褚时雨脸颊上浮现出些羞愤的红,他垂了垂眼,声音透着些无力:“你可以去试试啊。”
闫乱的脸色突然变得非常难看凶狠,他眼底透着愠怒,咬字用力而慢:“你以为我是你么?我早应该预测到的,你什么时候没过伴儿?我之前是钟绛,之后是这小鬼他妈。”
闫乱讽笑一声:“这小鬼今年多大啊?三岁?四岁?那时候你刚去美国一年吧?一年都忍不了?!”
闫乱情绪有些失控,他的声音虽低但凶,眼中赤红地瞪着褚时雨。
褚时雨低头看了眼酣睡中的枇杷,心中的柔软和酸楚竞相迸发着。
闫乱盯着他,依旧妄想从褚时雨这里得到些回应,他觉得自己底线很低很低,低到自己害怕。
可褚时雨不说话,他的沉默是默认、是敷衍、是毫无借口。
闫乱不再看褚时雨,他努力让自己的大脑不再运转,他不能再想这件事,越想越觉得透不过气、越想越心痛。
一直到飞机到了G城机场,空姐安排抱着孩子的褚时雨先走,褚时雨却坐着没动,他看着空姐,眼神有些凉、有些倔,莫名让人觉得孤独空白:“我不用先走。
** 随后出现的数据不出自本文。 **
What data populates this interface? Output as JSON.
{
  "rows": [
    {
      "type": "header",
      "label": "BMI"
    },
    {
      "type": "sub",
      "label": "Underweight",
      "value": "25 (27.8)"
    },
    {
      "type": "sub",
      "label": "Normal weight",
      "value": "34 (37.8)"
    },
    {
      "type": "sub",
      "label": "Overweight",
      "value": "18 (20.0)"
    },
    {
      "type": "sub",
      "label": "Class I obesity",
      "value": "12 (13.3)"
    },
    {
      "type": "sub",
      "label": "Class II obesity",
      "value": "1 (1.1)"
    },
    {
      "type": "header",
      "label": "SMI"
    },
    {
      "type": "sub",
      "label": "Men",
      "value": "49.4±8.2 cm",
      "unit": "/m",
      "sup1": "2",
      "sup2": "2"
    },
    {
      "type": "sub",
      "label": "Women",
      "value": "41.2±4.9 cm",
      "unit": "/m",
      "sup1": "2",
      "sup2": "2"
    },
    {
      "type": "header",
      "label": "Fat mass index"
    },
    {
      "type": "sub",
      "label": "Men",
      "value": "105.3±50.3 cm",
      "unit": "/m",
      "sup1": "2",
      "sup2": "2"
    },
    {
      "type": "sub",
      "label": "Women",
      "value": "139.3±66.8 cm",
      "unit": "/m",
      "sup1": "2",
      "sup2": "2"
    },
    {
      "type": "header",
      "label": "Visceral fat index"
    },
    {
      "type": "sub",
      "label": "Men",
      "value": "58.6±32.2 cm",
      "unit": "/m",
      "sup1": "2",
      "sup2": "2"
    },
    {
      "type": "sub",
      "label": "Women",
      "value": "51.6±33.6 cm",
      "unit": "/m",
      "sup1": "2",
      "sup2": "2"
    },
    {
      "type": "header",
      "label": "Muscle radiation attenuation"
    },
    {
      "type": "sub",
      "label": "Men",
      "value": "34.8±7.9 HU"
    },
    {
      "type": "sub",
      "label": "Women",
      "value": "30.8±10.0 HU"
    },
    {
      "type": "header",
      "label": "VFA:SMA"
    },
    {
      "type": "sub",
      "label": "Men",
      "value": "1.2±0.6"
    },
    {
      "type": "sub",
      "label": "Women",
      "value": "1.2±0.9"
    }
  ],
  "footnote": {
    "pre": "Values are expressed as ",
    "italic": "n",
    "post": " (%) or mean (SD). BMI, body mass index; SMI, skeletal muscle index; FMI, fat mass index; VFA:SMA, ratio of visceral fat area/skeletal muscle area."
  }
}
”
褚时雨说。
空姐点头,便开始安排其他乘客有序下飞机。
“我忍了。”褚时雨的声音在闫乱耳边响起,不是之前的那种状态,而是带着一.股决绝。
“我为你一直忍着,对女人硬不起来,我根本不知道怎么让那个女孩怀孕了。”褚时雨深吸一口气:“可枇杷是我的孩子,我去测过DNA、后来他长得越来越像我......”
戴着眼罩的闫乱似乎还睡着。
“我没有结过婚,结婚是骗你的,想让你彻底对我死心,因为我的所作所为不配让你再对我抱有什么期待。”褚时雨忍着鼻酸说出了这个终于让闫乱缓缓动了一下的信息。
几秒后,闫乱听到邻座的动静,褚时雨从座位上站起,然后走了出去。
闫乱一把摘下眼罩,腮帮子咬得紧紧的。
那现在呢?为什么不继续骗我了?
闫乱压着情绪想,他不想追上去,最起码现在不想,他继续坐着,等人全部走完才离开飞机。